The survey also included a list of well-known last words said by famous figures. While most people said they’d want to find their own way to say goodbye, here are the top seven final farewells which proved most popular – featuring a fascinating mix of humour, cynicism, sweetness and…alcohol.
1. ‘Money can’t buy life’ – Bob Marley
The Jamaican musician spoke these words to his son, Ziggy, before he died of cancer in 1981, aged 36.
2. ‘Last words are for fools who haven’t said enough’ – Karl Marx
These were the last words shouted by the German philosopher to his housekeeper in 1883, after she asked if he had anything he wanted to say.
3. ‘I’m bored with it all’ – Winston Churchill
Never one to mince his words, the Prime Minister who led Britain through World War Two kept things to the point.
4. ‘Goodnight my darlings, I’ll see you tomorrow’ – Noel Coward
The playwright died peacefully in his sleep at his home in Jamaica in 1974, after an evening with friends.
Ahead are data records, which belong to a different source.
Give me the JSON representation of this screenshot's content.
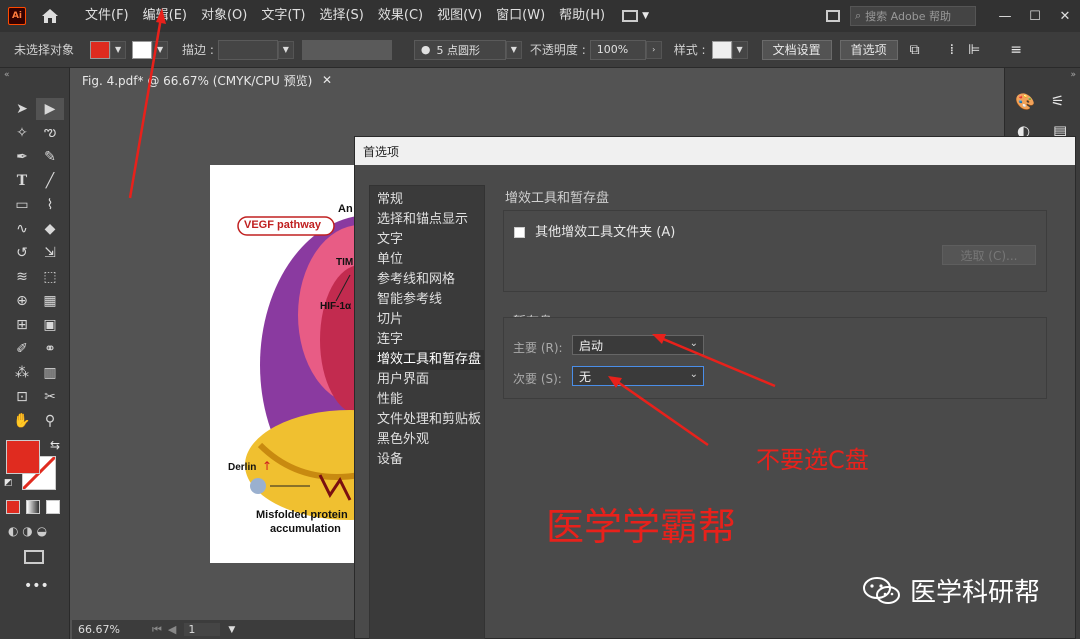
{
  "app": {
    "logo": "Ai",
    "menus": [
      "文件(F)",
      "编辑(E)",
      "对象(O)",
      "文字(T)",
      "选择(S)",
      "效果(C)",
      "视图(V)",
      "窗口(W)",
      "帮助(H)"
    ],
    "search_placeholder": "搜索 Adobe 帮助"
  },
  "control_bar": {
    "no_selection": "未选择对象",
    "stroke_label": "描边 :",
    "brush_label": "5 点圆形",
    "opacity_label": "不透明度 :",
    "opacity_value": "100%",
    "style_label": "样式 :",
    "doc_setup_button": "文档设置",
    "prefs_button": "首选项"
  },
  "document": {
    "tab_title": "Fig. 4.pdf* @ 66.67% (CMYK/CPU 预览)",
    "zoom": "66.67%",
    "page": "1"
  },
  "artwork": {
    "vegf": "VEGF pathway",
    "an": "An",
    "tim": "TIM",
    "hif": "HIF-1α",
    "derlin": "Derlin",
    "misfolded": "Misfolded protein",
    "accumulation": "accumulation"
  },
  "dialog": {
    "title": "首选项",
    "nav": [
      "常规",
      "选择和锚点显示",
      "文字",
      "单位",
      "参考线和网格",
      "智能参考线",
      "切片",
      "连字",
      "增效工具和暂存盘",
      "用户界面",
      "性能",
      "文件处理和剪贴板",
      "黑色外观",
      "设备"
    ],
    "selected_index": 8,
    "plugins_title": "增效工具和暂存盘",
    "other_plugins": "其他增效工具文件夹 (A)",
    "choose_button": "选取 (C)...",
    "scratch_title": "暂存盘",
    "primary_label": "主要 (R):",
    "primary_value": "启动",
    "secondary_label": "次要 (S):",
    "secondary_value": "无"
  },
  "annotations": {
    "note": "不要选C盘",
    "watermark": "医学学霸帮",
    "brand": "医学科研帮"
  },
  "colors": {
    "fill": "#e02b1f",
    "annotation": "#e8211b"
  }
}
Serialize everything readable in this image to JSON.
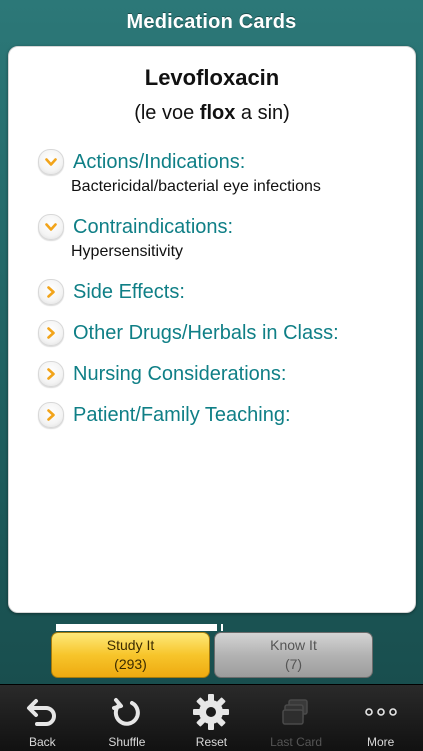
{
  "header": {
    "title": "Medication Cards"
  },
  "card": {
    "drug_name": "Levofloxacin",
    "pronunciation_pre": "(le voe ",
    "pronunciation_bold": "flox",
    "pronunciation_post": " a sin)",
    "sections": [
      {
        "label": "Actions/Indications:",
        "expanded": true,
        "content": "Bactericidal/bacterial eye infections",
        "icon": "chevron-down-icon"
      },
      {
        "label": "Contraindications:",
        "expanded": true,
        "content": "Hypersensitivity",
        "icon": "chevron-down-icon"
      },
      {
        "label": "Side Effects:",
        "expanded": false,
        "icon": "chevron-right-icon"
      },
      {
        "label": "Other Drugs/Herbals in Class:",
        "expanded": false,
        "icon": "chevron-right-icon"
      },
      {
        "label": "Nursing Considerations:",
        "expanded": false,
        "icon": "chevron-right-icon"
      },
      {
        "label": "Patient/Family Teaching:",
        "expanded": false,
        "icon": "chevron-right-icon"
      }
    ]
  },
  "progress": {
    "study_fraction": 0.977
  },
  "buttons": {
    "study": {
      "label": "Study It",
      "count": "(293)"
    },
    "know": {
      "label": "Know It",
      "count": "(7)"
    }
  },
  "toolbar": {
    "back": "Back",
    "shuffle": "Shuffle",
    "reset": "Reset",
    "last_card": "Last Card",
    "more": "More"
  },
  "colors": {
    "accent_teal": "#0f7f86",
    "chevron_orange": "#f2a41a",
    "study_yellow": "#f7c52b",
    "know_gray": "#b3b3b3"
  }
}
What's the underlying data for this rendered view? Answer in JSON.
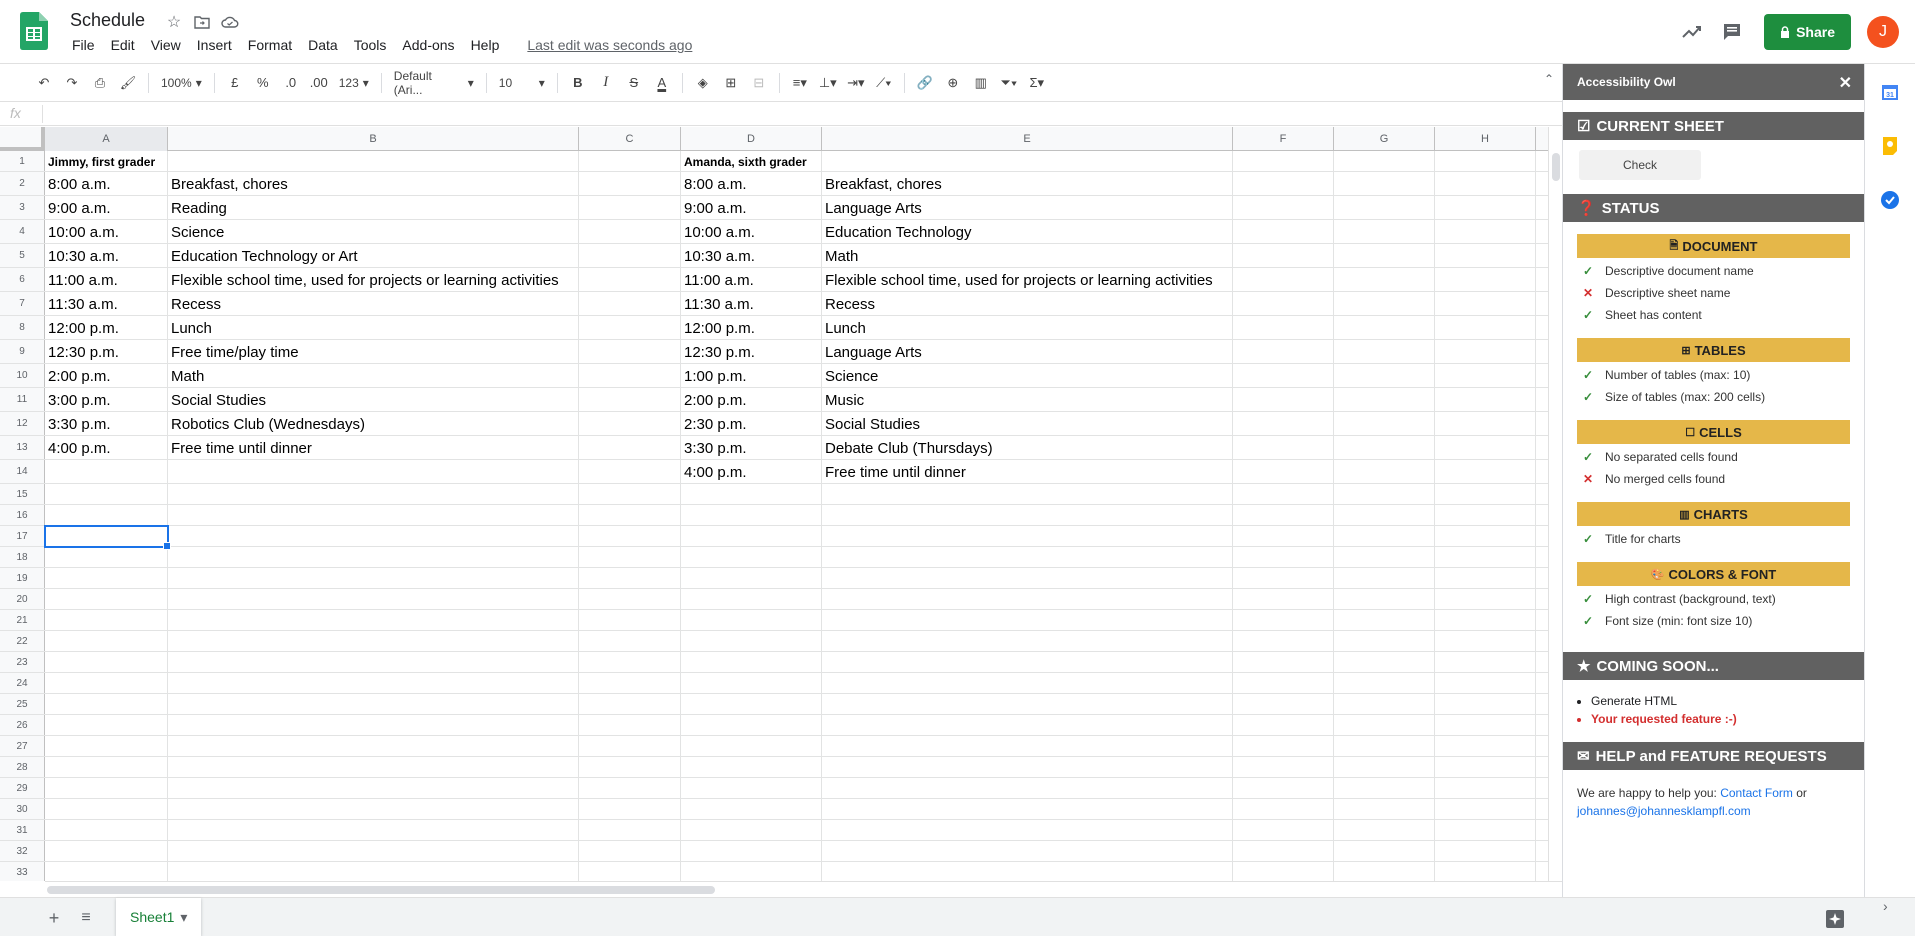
{
  "header": {
    "title": "Schedule",
    "menu": [
      "File",
      "Edit",
      "View",
      "Insert",
      "Format",
      "Data",
      "Tools",
      "Add-ons",
      "Help"
    ],
    "last_edit": "Last edit was seconds ago",
    "share_label": "Share",
    "avatar_initial": "J"
  },
  "toolbar": {
    "zoom": "100%",
    "currency": "£",
    "percent": "%",
    "dec_decrease": ".0",
    "dec_increase": ".00",
    "more_formats": "123",
    "font": "Default (Ari...",
    "font_size": "10",
    "icons": [
      "undo-icon",
      "redo-icon",
      "print-icon",
      "paint-format-icon",
      "bold-icon",
      "italic-icon",
      "strikethrough-icon",
      "text-color-icon",
      "fill-color-icon",
      "borders-icon",
      "merge-cells-icon",
      "horizontal-align-icon",
      "vertical-align-icon",
      "text-wrap-icon",
      "text-rotation-icon",
      "link-icon",
      "comment-icon",
      "chart-icon",
      "filter-icon",
      "functions-icon"
    ]
  },
  "formula_bar": {
    "fx": "fx",
    "value": ""
  },
  "grid": {
    "columns": [
      "A",
      "B",
      "C",
      "D",
      "E",
      "F",
      "G",
      "H"
    ],
    "row_numbers": [
      "1",
      "2",
      "3",
      "4",
      "5",
      "6",
      "7",
      "8",
      "9",
      "10",
      "11",
      "12",
      "13",
      "14",
      "15",
      "16",
      "17",
      "18",
      "19",
      "20",
      "21",
      "22",
      "23",
      "24",
      "25",
      "26",
      "27",
      "28",
      "29",
      "30",
      "31",
      "32",
      "33"
    ],
    "rows": [
      {
        "A": "Jimmy, first grader",
        "B": "",
        "D": "Amanda, sixth grader",
        "E": ""
      },
      {
        "A": "8:00 a.m.",
        "B": "Breakfast, chores",
        "D": "8:00 a.m.",
        "E": "Breakfast, chores"
      },
      {
        "A": "9:00 a.m.",
        "B": "Reading",
        "D": "9:00 a.m.",
        "E": "Language Arts"
      },
      {
        "A": "10:00 a.m.",
        "B": "Science",
        "D": "10:00 a.m.",
        "E": "Education Technology"
      },
      {
        "A": "10:30 a.m.",
        "B": "Education Technology or Art",
        "D": "10:30 a.m.",
        "E": "Math"
      },
      {
        "A": "11:00 a.m.",
        "B": "Flexible school time, used for projects or learning activities",
        "D": "11:00 a.m.",
        "E": "Flexible school time, used for projects or learning activities"
      },
      {
        "A": "11:30 a.m.",
        "B": "Recess",
        "D": "11:30 a.m.",
        "E": "Recess"
      },
      {
        "A": "12:00 p.m.",
        "B": "Lunch",
        "D": "12:00 p.m.",
        "E": "Lunch"
      },
      {
        "A": "12:30 p.m.",
        "B": "Free time/play time",
        "D": "12:30 p.m.",
        "E": "Language Arts"
      },
      {
        "A": "2:00 p.m.",
        "B": "Math",
        "D": "1:00 p.m.",
        "E": "Science"
      },
      {
        "A": "3:00 p.m.",
        "B": "Social Studies",
        "D": "2:00 p.m.",
        "E": "Music"
      },
      {
        "A": "3:30 p.m.",
        "B": "Robotics Club (Wednesdays)",
        "D": "2:30 p.m.",
        "E": "Social Studies"
      },
      {
        "A": "4:00 p.m.",
        "B": "Free time until dinner",
        "D": "3:30 p.m.",
        "E": "Debate Club (Thursdays)"
      },
      {
        "A": "",
        "B": "",
        "D": "4:00 p.m.",
        "E": "Free time until dinner"
      }
    ],
    "selected_cell": "A17"
  },
  "sheets": {
    "active": "Sheet1"
  },
  "addon": {
    "title": "Accessibility Owl",
    "current_sheet": "CURRENT SHEET",
    "check_label": "Check",
    "status": "STATUS",
    "categories": [
      {
        "name": "DOCUMENT",
        "icon": "document-icon",
        "items": [
          {
            "text": "Descriptive document name",
            "ok": true
          },
          {
            "text": "Descriptive sheet name",
            "ok": false
          },
          {
            "text": "Sheet has content",
            "ok": true
          }
        ]
      },
      {
        "name": "TABLES",
        "icon": "table-icon",
        "items": [
          {
            "text": "Number of tables (max: 10)",
            "ok": true
          },
          {
            "text": "Size of tables (max: 200 cells)",
            "ok": true
          }
        ]
      },
      {
        "name": "CELLS",
        "icon": "cell-icon",
        "items": [
          {
            "text": "No separated cells found",
            "ok": true
          },
          {
            "text": "No merged cells found",
            "ok": false
          }
        ]
      },
      {
        "name": "CHARTS",
        "icon": "chart-icon",
        "items": [
          {
            "text": "Title for charts",
            "ok": true
          }
        ]
      },
      {
        "name": "COLORS & FONT",
        "icon": "palette-icon",
        "items": [
          {
            "text": "High contrast (background, text)",
            "ok": true
          },
          {
            "text": "Font size (min: font size 10)",
            "ok": true
          }
        ]
      }
    ],
    "coming_soon": "COMING SOON...",
    "soon_items": [
      "Generate HTML",
      "Your requested feature :-)"
    ],
    "help_title": "HELP and FEATURE REQUESTS",
    "help_text": "We are happy to help you:",
    "contact_link": "Contact Form",
    "or": "or",
    "email": "johannes@johannesklampfl.com"
  },
  "colors": {
    "share_green": "#1e8e3e",
    "avatar": "#f4511e",
    "panel_header": "#616161",
    "category_gold": "#e5b749",
    "ok_green": "#388e3c",
    "fail_red": "#d32f2f"
  }
}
A memorial stone was unveiled in Poet’s Corner at Westminster Abbey by the Queen Mother who said: “I came because he was my friend.”
5. ‘One last drink please’ – Jack Daniel
Fitting last words for the whiskey-distiller from Lynchburg, Tennessee.
6. ‘I should have drunk more champagne’ – John Maynard Keynes
The famed economist died at home at the age of 62, following a heart attack.
7. ‘My wallpaper and I are fighting a duel to the death. One or the other of us has to go’ – Oscar Wilde
Witty to the end, the playwright and novelist is reported to have spoken these words to friends in the weeks leading up to his death in 1900.